Authored by Diane E. Levin, Professor of Early Childhood Education, Wheelock College, and Judith L. Van Hoorn, Professor Emerita, University of the Pacific and published by Defending the Early Years, the report finds that the mandates disregard teachers’ knowledge of child development, culturally appropriate practice, and how to meet the diverse educational needs of poor children.

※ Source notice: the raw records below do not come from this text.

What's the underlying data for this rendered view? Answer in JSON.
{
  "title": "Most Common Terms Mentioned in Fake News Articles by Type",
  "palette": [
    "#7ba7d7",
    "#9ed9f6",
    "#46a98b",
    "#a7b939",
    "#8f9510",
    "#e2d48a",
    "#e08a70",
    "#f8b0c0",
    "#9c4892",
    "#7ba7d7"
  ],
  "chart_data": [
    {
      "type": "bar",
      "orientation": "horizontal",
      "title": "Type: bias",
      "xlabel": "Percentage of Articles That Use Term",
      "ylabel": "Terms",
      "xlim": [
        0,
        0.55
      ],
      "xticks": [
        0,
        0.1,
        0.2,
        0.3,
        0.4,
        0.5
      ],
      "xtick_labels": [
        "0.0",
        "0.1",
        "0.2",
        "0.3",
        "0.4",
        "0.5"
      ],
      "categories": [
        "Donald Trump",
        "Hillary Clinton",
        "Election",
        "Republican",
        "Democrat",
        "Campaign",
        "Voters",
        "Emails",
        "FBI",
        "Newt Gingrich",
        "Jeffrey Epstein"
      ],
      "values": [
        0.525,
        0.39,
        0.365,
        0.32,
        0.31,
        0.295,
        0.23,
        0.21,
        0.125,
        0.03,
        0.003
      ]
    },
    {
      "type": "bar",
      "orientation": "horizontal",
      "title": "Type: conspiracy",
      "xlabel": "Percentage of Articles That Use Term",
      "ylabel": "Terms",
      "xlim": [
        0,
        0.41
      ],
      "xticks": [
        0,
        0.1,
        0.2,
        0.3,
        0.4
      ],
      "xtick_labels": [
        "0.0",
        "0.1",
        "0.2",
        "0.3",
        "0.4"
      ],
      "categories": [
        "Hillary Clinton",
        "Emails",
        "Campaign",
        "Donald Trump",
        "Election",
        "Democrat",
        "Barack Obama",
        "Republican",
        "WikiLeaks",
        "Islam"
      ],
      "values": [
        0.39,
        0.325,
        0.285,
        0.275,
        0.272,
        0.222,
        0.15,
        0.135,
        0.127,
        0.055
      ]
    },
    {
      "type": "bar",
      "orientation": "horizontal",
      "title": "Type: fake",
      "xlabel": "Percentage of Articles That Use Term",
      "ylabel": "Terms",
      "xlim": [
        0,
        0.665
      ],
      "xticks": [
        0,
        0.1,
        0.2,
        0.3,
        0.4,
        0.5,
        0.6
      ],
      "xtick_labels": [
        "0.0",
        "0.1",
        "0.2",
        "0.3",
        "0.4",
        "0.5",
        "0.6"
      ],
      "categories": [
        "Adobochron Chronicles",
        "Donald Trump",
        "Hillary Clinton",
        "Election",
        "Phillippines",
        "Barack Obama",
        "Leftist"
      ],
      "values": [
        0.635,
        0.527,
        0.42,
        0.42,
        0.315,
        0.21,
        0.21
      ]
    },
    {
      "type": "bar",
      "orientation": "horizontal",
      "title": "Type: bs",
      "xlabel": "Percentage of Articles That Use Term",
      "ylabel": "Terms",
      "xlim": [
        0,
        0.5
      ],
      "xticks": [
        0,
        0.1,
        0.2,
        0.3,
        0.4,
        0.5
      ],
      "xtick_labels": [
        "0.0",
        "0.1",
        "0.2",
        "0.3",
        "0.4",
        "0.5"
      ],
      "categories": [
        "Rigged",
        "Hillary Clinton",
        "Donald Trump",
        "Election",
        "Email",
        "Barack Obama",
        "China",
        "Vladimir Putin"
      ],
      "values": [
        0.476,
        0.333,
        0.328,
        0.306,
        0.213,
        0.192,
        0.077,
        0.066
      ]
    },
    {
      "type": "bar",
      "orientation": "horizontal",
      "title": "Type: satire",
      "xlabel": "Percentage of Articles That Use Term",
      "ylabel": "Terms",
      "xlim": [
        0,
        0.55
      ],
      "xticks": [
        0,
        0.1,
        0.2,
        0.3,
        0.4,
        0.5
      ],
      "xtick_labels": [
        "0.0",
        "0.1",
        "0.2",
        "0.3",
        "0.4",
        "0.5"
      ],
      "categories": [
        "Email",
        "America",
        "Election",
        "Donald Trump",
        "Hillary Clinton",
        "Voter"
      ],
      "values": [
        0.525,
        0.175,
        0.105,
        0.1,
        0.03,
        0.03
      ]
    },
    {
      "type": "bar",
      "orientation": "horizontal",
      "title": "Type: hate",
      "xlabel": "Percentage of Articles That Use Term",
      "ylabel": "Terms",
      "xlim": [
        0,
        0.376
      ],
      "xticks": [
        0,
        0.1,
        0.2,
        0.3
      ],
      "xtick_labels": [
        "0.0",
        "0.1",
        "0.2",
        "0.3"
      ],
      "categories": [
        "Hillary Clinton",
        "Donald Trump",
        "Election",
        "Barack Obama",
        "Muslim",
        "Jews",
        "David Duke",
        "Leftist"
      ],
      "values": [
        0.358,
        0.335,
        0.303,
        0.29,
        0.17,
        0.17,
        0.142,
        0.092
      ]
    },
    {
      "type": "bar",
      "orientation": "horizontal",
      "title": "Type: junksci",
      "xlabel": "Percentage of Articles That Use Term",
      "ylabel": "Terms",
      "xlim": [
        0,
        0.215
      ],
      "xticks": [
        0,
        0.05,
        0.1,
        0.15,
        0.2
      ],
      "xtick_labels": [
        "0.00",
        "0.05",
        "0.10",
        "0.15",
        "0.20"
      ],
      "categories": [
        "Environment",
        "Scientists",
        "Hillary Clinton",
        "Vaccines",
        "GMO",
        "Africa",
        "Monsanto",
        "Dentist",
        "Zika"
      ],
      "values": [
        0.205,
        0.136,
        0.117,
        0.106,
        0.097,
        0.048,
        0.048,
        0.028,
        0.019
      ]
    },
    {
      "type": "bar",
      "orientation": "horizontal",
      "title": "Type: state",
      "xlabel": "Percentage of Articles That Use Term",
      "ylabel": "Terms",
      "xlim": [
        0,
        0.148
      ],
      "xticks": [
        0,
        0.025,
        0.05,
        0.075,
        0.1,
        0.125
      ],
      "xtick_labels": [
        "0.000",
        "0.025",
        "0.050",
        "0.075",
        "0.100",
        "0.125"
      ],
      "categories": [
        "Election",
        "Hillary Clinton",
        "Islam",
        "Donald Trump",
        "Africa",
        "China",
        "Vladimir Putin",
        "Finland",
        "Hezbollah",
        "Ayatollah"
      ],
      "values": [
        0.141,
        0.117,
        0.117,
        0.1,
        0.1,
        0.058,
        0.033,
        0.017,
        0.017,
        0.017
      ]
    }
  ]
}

Find the full 16-page report here.
NETWORK FOR PUBLIC EDUCATION MOUNTING A CAMPAIGN TO DEFEAT BETSY DEVOS AS SECRETARY OF EDUCATION
1/6/2017
Senate hearings on the affirmation of Betsy DeVos as Secretary of Education commence on January 11, 2017. Many educators have grave issues about Mrs. DeVos. See “ A Sobering Look at What Betsy DeVos Did to Education in Michigan – and What She Might Do as Secretary of Education ” from The Answer Sheet in The Washington Post and “Betsy DeVos and God’s Plan for Schools” in the Dec. 13, 2016 New York Times.
Network for Public Education is mounting a campaign and encouraging educators and other concerned citizens to contact their Senator. Find a sample letter and the addresses of all Senators at https://actionnetwork.org/letters/tell-your-senator-to-vote-no-for-betsy-devos?source=facebook&. Or write your own letter, in your own words.
Another option is to call 202-225-3121 and be connected with any congressional member, both Senators and Members of the House of Representatives. Tell the staffer who answers that you are opposed to Mrs. DeVos’ confirmation as Secretary of Education. They will ask for your name and zip code and tally your call as a “yay” or “nay.”